Bench Memos

Law & the Courts

Collegiality, Liberal Style, on the Ninth Circuit

Irony alert: In this front-page article in the Los Angeles Times, several “veteran” Democratic appointees on the Ninth Circuit launch anonymous attacks on the supposed lack of collegiality of some of their new colleagues. Gee, how collegial of them to do so. And how strange that judges who “refused to be quoted by name” would defend their unattributed attacks by “saying they were not authorized to speak about what goes on behind the scenes.” If they’re not authorized to speak in their own names, on what possible basis do they think that they’re authorized to give anonymous quotes?

Judge Daniel P. Collins (disclosure: my former co-clerk for Justice Scalia and a longtime friend) is a particular target of the criticism. The complaints about how he “has appeared oblivious to court tradition” are amusing.

First, we’re told, Collins “has sent memos at all times of the night in violation of a court rule.” But from what I can tell, no such “rule” exists. And why would anyone prefer to get the memo the next day? A judge who prefers not to work as hard as Collins can make his or her own decision to read the memo in the morning. (Addendum: There evidently is some sort of preferred practice regarding memos the day before en banc votes.)

The second complaint is that Collins “objected to other judges’ rulings in language that some colleagues found combative.” To illustrate the point, the article notes that in a dissent from denial of rehearing en banc Collins called one panel decision “‘deeply flawed,’ ‘plagued’ by legal error and marked by ‘confused analysis.’” (The internal quotes are Collins’s words.) In response, two Democratic appointees said that his dissent “misrepresents the legal context of the case and wildly exaggerates the purported consequences of the panel opinion.” (Emphasis added.) On a scale of combativeness, I don’t see how the language of the Democratic appointees would get a lower score than Collins’s would, and I would have thought that “veteran” judges would have thicker skin.

The much more important question ought to be who is right. On that question, I’d bet big on Collins. I’ll also note that the issue at stake did not have the typical liberal vs. conservative ideological valence: Collins was defending the ability of Indian tribes to detain and investigate non-Indians for suspected violations of state and federal law within the boundaries of Indian reservations.

The third complaint is that Collins “moved quickly to challenge rulings by his new colleagues, calling for review of five decisions by three-judge panels, and some of the calls came before Collins even had been assigned to his first panel.” Further: “Judges said it was unprecedented for a new jurist to try to overturn so many decisions in such a short period of time.”

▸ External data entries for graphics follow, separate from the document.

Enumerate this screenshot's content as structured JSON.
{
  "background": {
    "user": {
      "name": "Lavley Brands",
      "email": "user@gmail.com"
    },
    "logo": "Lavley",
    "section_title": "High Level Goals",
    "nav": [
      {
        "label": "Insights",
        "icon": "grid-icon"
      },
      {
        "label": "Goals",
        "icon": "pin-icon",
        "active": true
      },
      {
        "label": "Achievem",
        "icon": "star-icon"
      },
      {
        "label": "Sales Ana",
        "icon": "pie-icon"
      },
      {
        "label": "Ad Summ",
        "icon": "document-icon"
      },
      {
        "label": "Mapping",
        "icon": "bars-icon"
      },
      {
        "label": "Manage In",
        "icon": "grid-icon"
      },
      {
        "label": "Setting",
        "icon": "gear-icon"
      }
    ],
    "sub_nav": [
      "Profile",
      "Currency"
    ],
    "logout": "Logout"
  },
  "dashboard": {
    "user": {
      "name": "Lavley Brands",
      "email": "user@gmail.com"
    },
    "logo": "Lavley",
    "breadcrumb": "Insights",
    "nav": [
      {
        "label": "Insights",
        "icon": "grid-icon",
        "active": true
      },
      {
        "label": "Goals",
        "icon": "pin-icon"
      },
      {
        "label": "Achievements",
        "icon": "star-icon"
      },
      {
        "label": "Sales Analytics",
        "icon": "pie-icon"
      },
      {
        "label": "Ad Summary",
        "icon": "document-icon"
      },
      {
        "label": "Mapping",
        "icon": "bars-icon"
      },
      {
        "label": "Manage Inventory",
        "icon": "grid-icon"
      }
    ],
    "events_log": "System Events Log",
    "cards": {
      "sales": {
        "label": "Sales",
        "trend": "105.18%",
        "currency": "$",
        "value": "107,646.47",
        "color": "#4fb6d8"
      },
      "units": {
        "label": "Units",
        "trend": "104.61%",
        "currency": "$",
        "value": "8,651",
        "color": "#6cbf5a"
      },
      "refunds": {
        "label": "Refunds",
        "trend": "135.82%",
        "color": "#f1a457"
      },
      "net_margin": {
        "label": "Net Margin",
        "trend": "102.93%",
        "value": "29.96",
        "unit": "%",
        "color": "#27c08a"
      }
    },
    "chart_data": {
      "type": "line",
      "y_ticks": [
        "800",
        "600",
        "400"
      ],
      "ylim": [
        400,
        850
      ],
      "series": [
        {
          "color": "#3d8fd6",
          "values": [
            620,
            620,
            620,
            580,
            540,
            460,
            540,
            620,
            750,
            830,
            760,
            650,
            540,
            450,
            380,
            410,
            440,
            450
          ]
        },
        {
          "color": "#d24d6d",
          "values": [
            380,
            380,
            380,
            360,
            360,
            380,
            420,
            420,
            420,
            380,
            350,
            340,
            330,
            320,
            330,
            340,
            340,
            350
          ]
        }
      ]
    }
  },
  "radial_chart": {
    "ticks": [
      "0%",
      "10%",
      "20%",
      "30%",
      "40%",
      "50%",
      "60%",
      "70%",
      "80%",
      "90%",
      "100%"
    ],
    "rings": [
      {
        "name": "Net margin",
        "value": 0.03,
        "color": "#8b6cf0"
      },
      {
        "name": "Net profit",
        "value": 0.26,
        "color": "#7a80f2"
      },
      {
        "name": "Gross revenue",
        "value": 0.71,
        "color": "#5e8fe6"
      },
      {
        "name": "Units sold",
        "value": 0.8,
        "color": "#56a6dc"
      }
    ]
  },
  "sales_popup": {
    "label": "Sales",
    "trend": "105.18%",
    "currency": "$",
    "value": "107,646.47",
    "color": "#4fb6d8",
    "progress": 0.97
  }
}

As soon as he joined the Ninth Circuit, Collins had not just a right but a duty to exercise his full responsibilities as a judge. The idea that he shouldn’t have taken part in en banc matters until he “had been assigned to his first panel” makes no sense. And having clerked on the Ninth Circuit when Judge Alex Kozinski came onboard, I doubt very much that there is anything about Collins’s first year on the court that is “unprecedented.”

I’m confident that Collins won’t be intimidated by this anonymous bullying. As one judge puts it, “I think he will be fine, though he will never be a go-along-get-along guy.” I think that Collins will be excellent, and when it comes to judicial decisionmaking, go-along-to-get-along strikes me as a vice rather than a virtue.

The article also makes a drive-by attack on Judge Lawrence VanDyke. It quotes the ABA’s harsh critique of VanDyke but makes no mention of the scathing criticism that the ABA received. (See, for example, Josh Blackman’s Atlantic essay.) It also notes that “VanDyke cried during his confirmation hearing when attempting to rebut criticism that he might be unfair to the LGBTQ community.” I find it very odd that VanDyke’s critics use his crying against him. VanDyke’s tears accompanied his moving testimony that “it is a fundamental belief of mine that all people are created in the image of God and they should all be treated with dignity and respect.” That strikes me as quite a rebuttal to the ill-founded charge against him.